To Robert Parris Moses, the best way to get people actively involved in the fight for educational equality is not to lecture them on the issue at hand. He believes that we must “think of ourselves as we, the people” to whom the constitution gives ultimate power, enabling us “have a national conversation.”
Accordingly, Moses turned his Monday night lecture “Equity and Excellence: Quality Education as a Civil Right,” into a “workshop.”
Cornell President David Skorton introduced the distinguished civil rights activist and mathematics educator and served as moderator for the active discussion that followed. Moses’ appearance was his first on the Cornell campus as the Frank H.T. Rhodes Class of ’56 Professor. Moses will reside in Alice Cook House on West Campus, giving Cornell students the opportunity to interact with a distinguished educator.
Despite Moses’ considerable achievements in civil rights, which include his service as field secretary for the Student Nonviolent Coordinating Committee and as co-director of the Council of Federated Organizations, an organization that oversaw many prominent civil rights groups in Mississippi from 1960 to 1966, he did not come to Cornell to preach about how students should institute educational equality.
Rather, he provoked discussion after reading the preamble from the United States constitution.
“We are signing a contract now,” Moses said as he opened the floor. “Think about what you want to share with each other. I know it is difficult. We do not have a tradition in our country of standing up in a public place and taking a public position about public issues.”
Moses asked participants in the workshop to discuss whether or not the government should “establish a constitutional right to a quality education for every child in the United States.” The audience addressed various issues, including whether or not education should be privatized and whether or not a constitutional amendment guaranteeing educational equality could actually be supported.
Numerous Cornell students, both undergraduates and graduates, took to the microphones to voice their concerns about the state of education in America. For instance, Kendra Chatburn ’10 discussed her experience being homeschooled and encouraged those in the audience to “have the confidence to take our education into our own hands.”
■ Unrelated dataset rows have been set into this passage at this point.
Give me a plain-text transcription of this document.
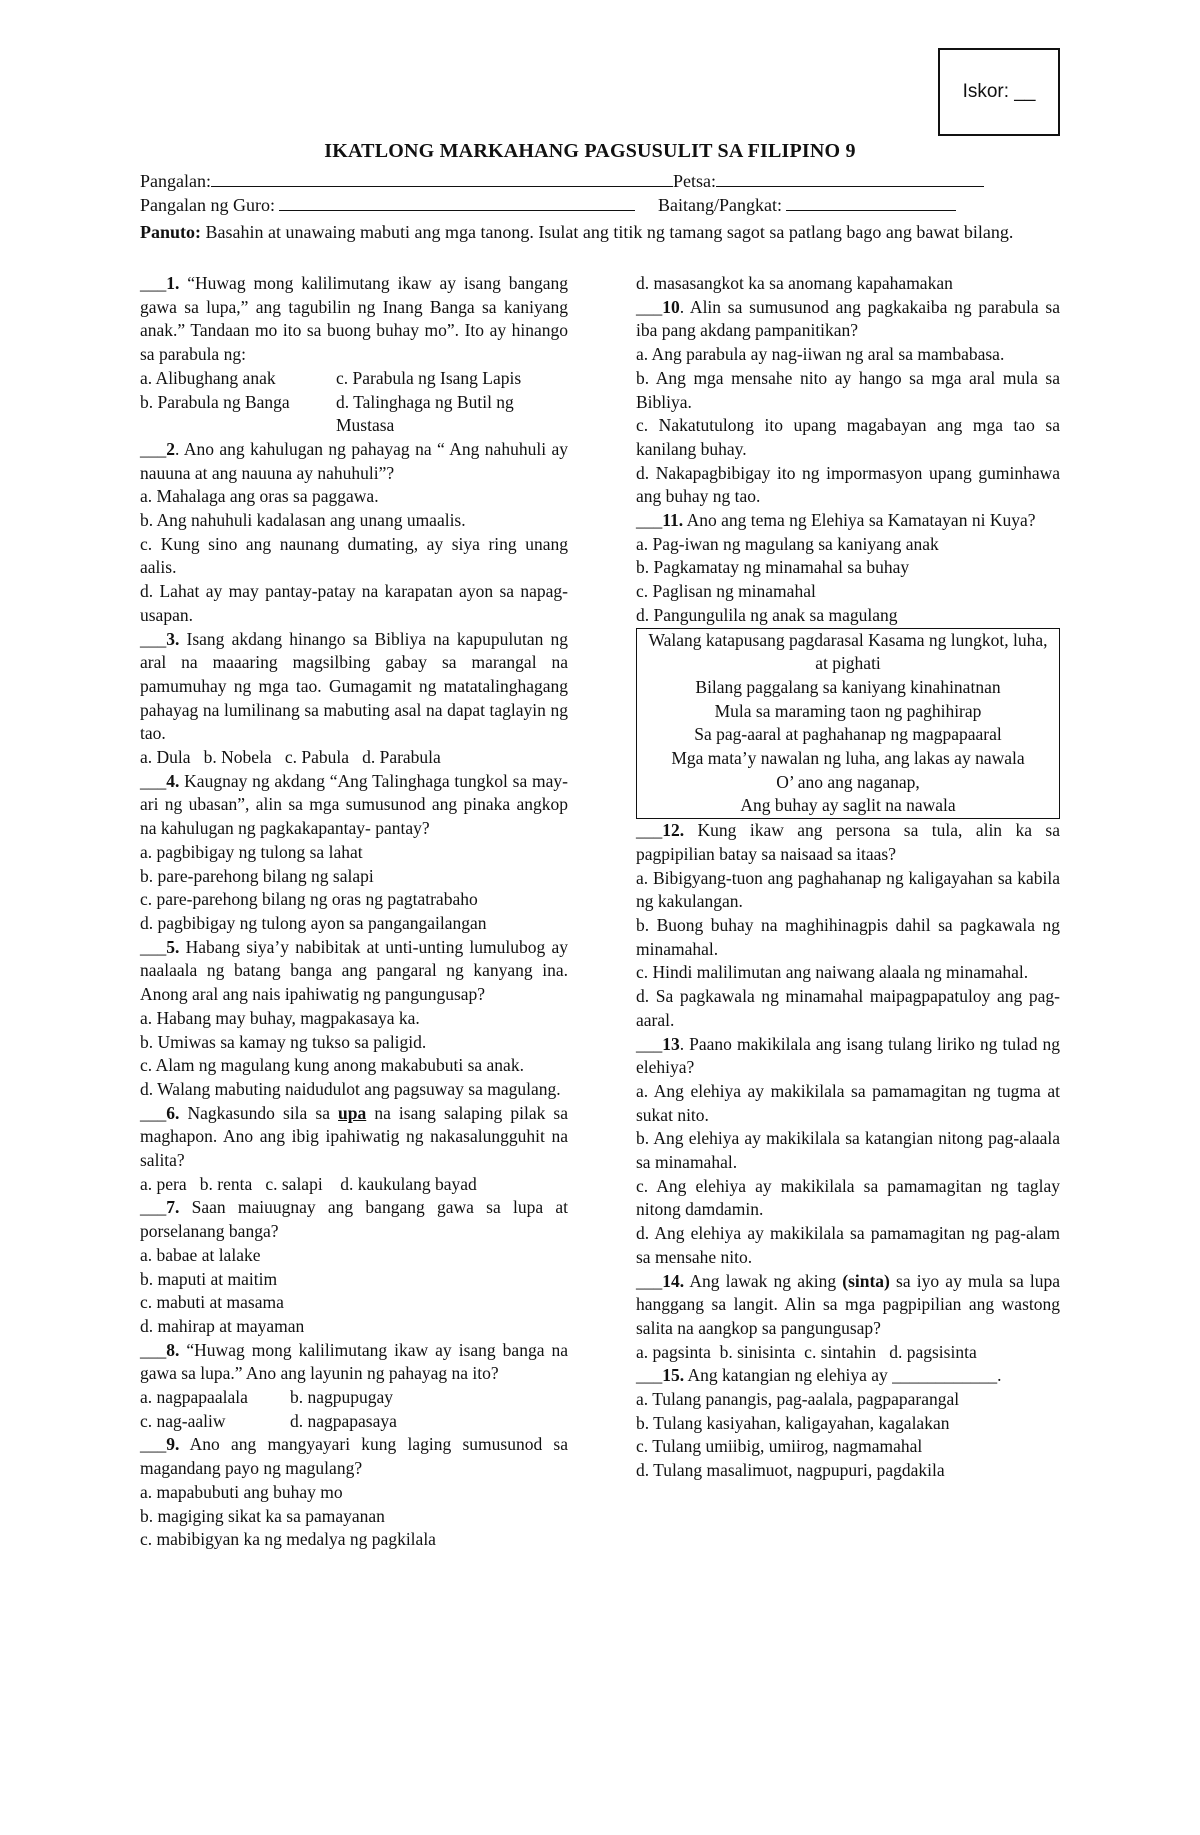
Iskor: __
IKATLONG MARKAHANG PAGSUSULIT SA FILIPINO 9
Pangalan:	Petsa:
Pangalan ng Guro:	Baitang/Pangkat:
Panuto: Basahin at unawaing mabuti ang mga tanong. Isulat ang titik ng tamang sagot sa patlang bago ang bawat bilang.

___1. “Huwag mong kalilimutang ikaw ay isang bangang gawa sa lupa,” ang tagubilin ng Inang Banga sa kaniyang anak.” Tandaan mo ito sa buong buhay mo”. Ito ay hinango sa parabula ng:

a. Alibughang anak	c. Parabula ng Isang Lapis
b. Parabula ng Banga	d. Talinghaga ng Butil ng Mustasa

___2. Ano ang kahulugan ng pahayag na “ Ang nahuhuli ay nauuna at ang nauuna ay nahuhuli”?

a. Mahalaga ang oras sa paggawa.

b. Ang nahuhuli kadalasan ang unang umaalis.

c. Kung sino ang naunang dumating, ay siya ring unang aalis.

d. Lahat ay may pantay-patay na karapatan ayon sa napag-usapan.

___3. Isang akdang hinango sa Bibliya na kapupulutan ng aral na maaaring magsilbing gabay sa marangal na pamumuhay ng mga tao. Gumagamit ng matatalinghagang pahayag na lumilinang sa mabuting asal na dapat taglayin ng tao.

a. Dula   b. Nobela   c. Pabula   d. Parabula

___4. Kaugnay ng akdang “Ang Talinghaga tungkol sa may-ari ng ubasan”, alin sa mga sumusunod ang pinaka angkop na kahulugan ng pagkakapantay- pantay?

a. pagbibigay ng tulong sa lahat

b. pare-parehong bilang ng salapi

c. pare-parehong bilang ng oras ng pagtatrabaho

d. pagbibigay ng tulong ayon sa pangangailangan

___5. Habang siya’y nabibitak at unti-unting lumulubog ay naalaala ng batang banga ang pangaral ng kanyang ina. Anong aral ang nais ipahiwatig ng pangungusap?

a. Habang may buhay, magpakasaya ka.

b. Umiwas sa kamay ng tukso sa paligid.

c. Alam ng magulang kung anong makabubuti sa anak.

d. Walang mabuting naidudulot ang pagsuway sa magulang.

___6. Nagkasundo sila sa upa na isang salaping pilak sa maghapon. Ano ang ibig ipahiwatig ng nakasalungguhit na salita?

a. pera   b. renta   c. salapi    d. kaukulang bayad

___7. Saan maiuugnay ang bangang gawa sa lupa at porselanang banga?

a. babae at lalake

b. maputi at maitim

c. mabuti at masama

d. mahirap at mayaman

___8. “Huwag mong kalilimutang ikaw ay isang banga na gawa sa lupa.” Ano ang layunin ng pahayag na ito?

a. nagpapaalala	b. nagpupugay
c. nag-aaliw	d. nagpapasaya

___9. Ano ang mangyayari kung laging sumusunod sa magandang payo ng magulang?

a. mapabubuti ang buhay mo

b. magiging sikat ka sa pamayanan

c. mabibigyan ka ng medalya ng pagkilala

d. masasangkot ka sa anomang kapahamakan

___10. Alin sa sumusunod ang pagkakaiba ng parabula sa iba pang akdang pampanitikan?

a. Ang parabula ay nag-iiwan ng aral sa mambabasa.

b. Ang mga mensahe nito ay hango sa mga aral mula sa Bibliya.

c. Nakatutulong ito upang magabayan ang mga tao sa kanilang buhay.

d. Nakapagbibigay ito ng impormasyon upang guminhawa ang buhay ng tao.

___11. Ano ang tema ng Elehiya sa Kamatayan ni Kuya?

a. Pag-iwan ng magulang sa kaniyang anak

b. Pagkamatay ng minamahal sa buhay

c. Paglisan ng minamahal

d. Pangungulila ng anak sa magulang

Walang katapusang pagdarasal Kasama ng lungkot, luha, at pighati
Bilang paggalang sa kaniyang kinahinatnan
Mula sa maraming taon ng paghihirap
Sa pag-aaral at paghahanap ng magpapaaral
Mga mata’y nawalan ng luha, ang lakas ay nawala
O’ ano ang naganap,
Ang buhay ay saglit na nawala

___12. Kung ikaw ang persona sa tula, alin ka sa pagpipilian batay sa naisaad sa itaas?

a. Bibigyang-tuon ang paghahanap ng kaligayahan sa kabila ng kakulangan.

b. Buong buhay na maghihinagpis dahil sa pagkawala ng minamahal.

c. Hindi malilimutan ang naiwang alaala ng minamahal.

d. Sa pagkawala ng minamahal maipagpapatuloy ang pag-aaral.

___13. Paano makikilala ang isang tulang liriko ng tulad ng elehiya?

a. Ang elehiya ay makikilala sa pamamagitan ng tugma at sukat nito.

b. Ang elehiya ay makikilala sa katangian nitong pag-alaala sa minamahal.

c. Ang elehiya ay makikilala sa pamamagitan ng taglay nitong damdamin.

d. Ang elehiya ay makikilala sa pamamagitan ng pag-alam sa mensahe nito.

___14. Ang lawak ng aking (sinta) sa iyo ay mula sa lupa hanggang sa langit. Alin sa mga pagpipilian ang wastong salita na aangkop sa pangungusap?

a. pagsinta  b. sinisinta  c. sintahin   d. pagsisinta

___15. Ang katangian ng elehiya ay ____________.

a. Tulang panangis, pag-aalala, pagpaparangal

b. Tulang kasiyahan, kaligayahan, kagalakan

c. Tulang umiibig, umiirog, nagmamahal

d. Tulang masalimuot, nagpupuri, pagdakila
In addition to Cornell faculty, Ithaca community members, students and staff also made their voices heard. Jacqueline Melton Scott, teacher at local Beverly J. Martin Middle School and Professor at Cortland University, equated the “tool of education” with a “tool of empowerment.” Scott stressed that in our current education, students “can’t think.”
“Teachers themselves are taught to regurgitate what their teachers say,” said Scott, and subsequently they teach their students to repeat lessons rather than practice “critical thinking.”
Middle school teacher Leah Granacki painted a picture of a system that has failed students in impoverished districts. She described an experience she had with a student she tutored in the Tompkins County Louis Gossett Jr. Residential Center, a youth detention facility. Granacki said, “He told me ‘this doesn’t matter because even if I get my GRE, I’m gonna end up in the same place.’ And I couldn’t tell him he was wrong.”
Granacki’s anecdote addressed an important theme that recurred throughout the conversation: That public schools consistently fail to educate and empower students because the government is unwilling to provide poor students with the means to improve their economic conditions.
Gail Patrice Lockert Anthony also contributed a poignant anecdote. She discussed her mother’s progression from a high school dropout to a Ph.D. holding graduate of Pepperdine and Claremont Colleges. “She did that almost single-handedly,” said Lockert Anthony. Lockert Anthony’s story stressed the importance of of making educational equality a reality. “If we’re going to have a constitutional amendment that assures a fundamental right to education, we have to get off our butts and act like we want it,” she said.
To wrap up the workshop, Moses described the action currently being taken to achieve educational equality. “There is a legal struggle going on,” said Moses. “But we already have what we need in the constitution.”
Moses referred to the Fourteenth Amendment’s “guarantee of national citizenship” to all Americans. To Moses, education is an implicit right of citizenship, and is an “unmet duty of Congress.”
In his concluding remarks, Moses urged his audience to help bring about a “groundswell in communities to act on our democracy,” and relayed the message that education is necessary to “make choices in one’s life and to fulfill one’s potential.”
Moses was born in Harlem and educated at Hamilton and Harvard. His achievements in American civil rights include the founding of the Algebra Project, a program geared toward increasing math literacy in schools in order “to breakdown racial and economic barriers,” as Skorton described.
The Project began in Brooklyn-area schools and grew to its present size as a nation-wide program. It started in 1982 with the aid of a five-year “genius” grant from the MacArthur Foundation.
During this time, Moses helped organize the Freedom Riders, a group that defied the restrictive Jim Crow laws implemented in the South, and the Freedom Summer project, an initiative to make voter registration available to black citizens.
Moses’ affiliation with these groups ended in 1966, when his disagreement with the Vietnam War caused him to emigrate from the United States and teach mathematics in Tanzania. Moses returned to the United States in 1977 and continued his work as an educator and as a civil rights advocate.
He received numerous honors, including the War Registers League Peace Award in 1997 and the Mary Chase Smith Award for American Democracy in 2002.